Антонина Андреевна потупилась. Она наморщила лоб и несколько минут шевелила губами, пытаясь сформулировать то, что хотела некогда донести до отца Матвея.
– Все звучит настолько просто, что люди не верят этому.
– Скажите мне, быть может, я пойму вас.
– Александр Невский был солнечным человеком. Вы, мужчины, смотрите только на одно: как он воевал, с кем, кого победил. А ведь не это главное. Александр Невский знал, что наш мир – только прообраз грядущего. Господь дремлет и наблюдает нас во снах, а мы полагаем, что эти сны и есть реальность. Он еще не проснулся! А потому и смерти нет – той, которой мы так боимся. У индусов есть предание, что бог-создатель по имени Брахма мириады лет спит, прежде чем приступить к сотворению нового мира. Не знаю, насколько правильный образ я выбрала, но мы все живем во сне Брахмы. Вы понимаете?
– С трудом.
– Да что там понимать! Наш мир – лишь прообраз будущего. Именно поэтому нам дано ошибаться и грешить, одной Христовой молитвой замаливая грехи. Нам дана чудесная сила, потому что мы – мысли, мечты, сновидения Брахмы! Нет материи – есть одна только фантазия спящего Создателя.
– Так Александр знал это?
– Безусловно. Все великие чудотворцы, восстававшие от смерти, знали это. И Александр Благоверный знал. Потому вспомнил о России в год нашествия Мамая… Ваш отец служил в храме его имени. Это был необычный храм. На его стенах было изображено знание Александра.
– Летящий богомаз? Страшный суд, которого не было?
– Да! И не только. Вы заметили это? Ваш отец тоже заметил?
– Слишком поздно. Уже после пожара, благодаря фотографиям, которые делались два десятка лет назад.
– Так почему же он не хотел выслушать меня!

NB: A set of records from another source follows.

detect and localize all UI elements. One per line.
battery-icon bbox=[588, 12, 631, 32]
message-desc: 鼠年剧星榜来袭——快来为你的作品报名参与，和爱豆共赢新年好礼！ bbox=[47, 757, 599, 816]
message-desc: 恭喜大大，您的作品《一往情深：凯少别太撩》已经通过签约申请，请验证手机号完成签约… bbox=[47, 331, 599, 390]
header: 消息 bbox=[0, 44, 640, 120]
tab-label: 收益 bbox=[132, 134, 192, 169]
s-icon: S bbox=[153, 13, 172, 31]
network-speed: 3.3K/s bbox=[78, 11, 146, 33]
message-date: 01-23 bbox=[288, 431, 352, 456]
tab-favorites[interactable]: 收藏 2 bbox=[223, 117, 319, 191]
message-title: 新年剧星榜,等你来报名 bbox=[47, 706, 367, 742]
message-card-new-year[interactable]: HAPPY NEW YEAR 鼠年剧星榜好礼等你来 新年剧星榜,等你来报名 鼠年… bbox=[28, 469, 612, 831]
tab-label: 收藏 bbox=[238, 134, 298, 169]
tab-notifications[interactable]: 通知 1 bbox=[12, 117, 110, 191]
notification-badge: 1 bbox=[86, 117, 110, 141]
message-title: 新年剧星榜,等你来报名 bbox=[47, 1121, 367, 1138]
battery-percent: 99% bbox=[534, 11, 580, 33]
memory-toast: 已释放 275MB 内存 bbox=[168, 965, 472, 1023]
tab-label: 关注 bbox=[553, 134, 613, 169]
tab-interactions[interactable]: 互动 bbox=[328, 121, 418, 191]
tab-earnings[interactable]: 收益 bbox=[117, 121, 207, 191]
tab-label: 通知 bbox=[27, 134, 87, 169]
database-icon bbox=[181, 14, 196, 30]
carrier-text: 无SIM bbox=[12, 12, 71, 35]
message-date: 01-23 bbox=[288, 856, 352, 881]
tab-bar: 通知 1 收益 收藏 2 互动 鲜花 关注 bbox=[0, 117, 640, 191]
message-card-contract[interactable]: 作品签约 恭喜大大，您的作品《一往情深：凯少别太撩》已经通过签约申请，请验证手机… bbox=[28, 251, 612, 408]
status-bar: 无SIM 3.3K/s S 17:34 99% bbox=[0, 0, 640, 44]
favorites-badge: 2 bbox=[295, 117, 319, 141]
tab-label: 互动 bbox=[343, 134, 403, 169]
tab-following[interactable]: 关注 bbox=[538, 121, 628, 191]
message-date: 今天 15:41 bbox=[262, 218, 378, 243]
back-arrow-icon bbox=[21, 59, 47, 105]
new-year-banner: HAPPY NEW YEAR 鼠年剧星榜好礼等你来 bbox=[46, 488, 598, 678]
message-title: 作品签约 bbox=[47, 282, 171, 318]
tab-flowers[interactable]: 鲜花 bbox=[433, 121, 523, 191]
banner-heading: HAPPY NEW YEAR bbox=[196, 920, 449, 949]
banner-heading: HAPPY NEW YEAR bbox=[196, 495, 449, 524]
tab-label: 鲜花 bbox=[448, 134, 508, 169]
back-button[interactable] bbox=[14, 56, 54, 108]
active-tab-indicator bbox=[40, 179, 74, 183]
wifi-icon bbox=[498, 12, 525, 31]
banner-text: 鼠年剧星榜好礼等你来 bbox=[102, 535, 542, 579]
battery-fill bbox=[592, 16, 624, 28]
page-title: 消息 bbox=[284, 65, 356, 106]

Наступила минутная пауза. Наконец Матвей нашелся, что сказать:
– Вы говорили, что любите моего отца.
– Да, – вновь склонила голову Антонина Андреевна.
– После смерти моей матери он избегал женщин – если это были не прихожанки, подходящие к причастию или просящие о духовном подкреплении и защите. Отец верен памяти; он не хотел опошлить ее ничем. Он отсекал все, что считал вмешательством в свое прошлое. Он чувствовал, что вас ведет. Вам ведь не нужна была его духовная защита.
– Почем вам знать!.. Впрочем, мне не нужна защита. И духовная тоже. Я никого не боюсь, ведь я – мысль Брахмы… Вы смеетесь?
– Нисколько.
– Да нет, смеетесь. Совсем как тот амбал, который приходил от имени вашего отца и пугал меня.
– Этого «амбала» звали Андрей Нахимов?
– Да. Он представился экономом храма. Все экономы такие?
– У нас особенный, – усмехнулся Матвей. – Это все от того места, где он работал, пока не пришел в Церковь.
– В службах?
– Именно так. А вообще-то Андрей – нормальный мужик. Просто со своим представлением о людях…
– То, что его представления отличаются от моих, я поняла быстро. Вначале он обвинил меня в сексуальных домогательствах. Да так грубо, что я едва не потеряла дар речи.
– Он… иногда перегибает палку. Ради дела, так сказать, – смущенно проговорил Матвей.
– Ради чьего дела? Церковного? Вы, молодой человек, всерьез думаете, что этот ваш эконом верно служит своему настоятелю?
– Что вы имеете в виду? – насторожился Матвей.
– Когда я рассказала ему о сне Брахмы, он стал не просто грубым. Он разъярился. Он пообещал убить меня, если я расскажу об этом вашему отцу.